大学生の頃、ちょうど15年くらい前に読んで感銘を受けた本。 30代も半ばを過ぎ、四捨五入すると40になるタイミングで人生について考えることが多くてもう一度手に取ってみた。
原題である The Conquest of Happiness が示すように、幸福は個人の努力によって獲得可能であると説く。 幸福は社会的な環境と個人的な環境の両方が満たされて実現するものだが、この本では個人の環境に焦点をあてている。 あくまで、基本的な衣食住が満たされつつも幸福になれない人たちについて論じていて、そうでないような場合はこの本では論じていない。
内容は不幸の原因と幸福の要因について章立てで書かれていて、少し冗長な気もするがだいぶ読みやすく書かれている。
- 不幸の原因(第一部)
- 何が人々を不幸にするのか
- バイロン風の不幸
- 競争
- 退屈と興奮
- 疲れ
- ねたみ
- 罪の意識
- 被害妄想
- 世評に対するおびえ
- 幸福をもたらすもの(第二部)
- 幸福はそれでも可能か
- 熱意
- 愛情
- 家族
- 仕事
- 私心のない趣味
- 努力とあきらめ
- 幸福な人
以前読んだときはずいぶんと感銘を受けたけど、改めて読むと感銘を受けるほどでもないかな、という感じだった。 1930年に書かれた本だから、どうしても現代と事情が違う点がちらほらあってあまりしっくりこない。 それでも、女性について述べられた部分はそれなりに先進性があったなと思った。

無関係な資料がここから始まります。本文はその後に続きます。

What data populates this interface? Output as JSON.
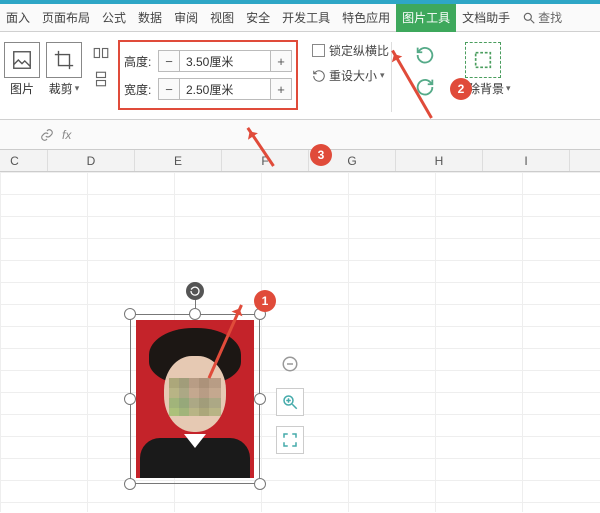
{
  "menubar": {
    "items": [
      "面入",
      "页面布局",
      "公式",
      "数据",
      "审阅",
      "视图",
      "安全",
      "开发工具",
      "特色应用",
      "图片工具",
      "文档助手"
    ],
    "active_index": 9,
    "search_label": "查找"
  },
  "ribbon": {
    "picture_label": "图片",
    "crop_label": "裁剪",
    "size": {
      "height_label": "高度:",
      "height_value": "3.50厘米",
      "width_label": "宽度:",
      "width_value": "2.50厘米",
      "minus": "−",
      "plus": "+"
    },
    "lock_aspect_label": "锁定纵横比",
    "reset_size_label": "重设大小",
    "remove_bg_label": "抠除背景"
  },
  "formula_bar": {
    "fx": "fx"
  },
  "columns": [
    "C",
    "D",
    "E",
    "F",
    "G",
    "H",
    "I"
  ],
  "badges": {
    "b1": "1",
    "b2": "2",
    "b3": "3"
  },
  "float": {
    "zoom_tip": "zoom",
    "fullscreen_tip": "fullscreen"
  }
}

この本の主要な主張として「関心を内へ向けるのではなく、外界にふりむけて興味を幅広くもつこと。それが幸福への道である。」というのがあるけど、現代社会ではどちらかといえば逆なのではないかと思った。
1930年はコンピュータもなければ、インターネットもない。当然スマホもなければ Google も SNS もないわけで。 その時代、特に田舎に住んでいたら外界の情報にアクセスすることにとても苦労したはずだ。 本書の中でも知的な青年が田舎で暮らすのは知性を使う場面がなくて不幸だ、みたいな記述がある。 そのような状況下で仕事も定型的なものだと自然と内的なものに関心が向きがちになり、外的なものに関心を持つようにというアドバイスは的を射ている。
一方、現代社会は遠くの世界の情報まで簡単に手に入れることができる。 インターネットがあればどこにいても外的な情報にアクセスできる。 自然と外界の情報に目が向きやすくなり、それによって不幸になってしまうことが多々あるのではないか。 だから、最近はもっと自身の内的なものに目を向けるべきだ、という主張がよく目につく気がするな。
そうえいば、同じ時期にラッセルの『論理的原子論の哲学』というのも読んだんだけど、ちっとも理解できなかったなー。 こういう本を読むこと自体に悦を感じていただけだったような気もする。若気の至りだったのかもしれないね。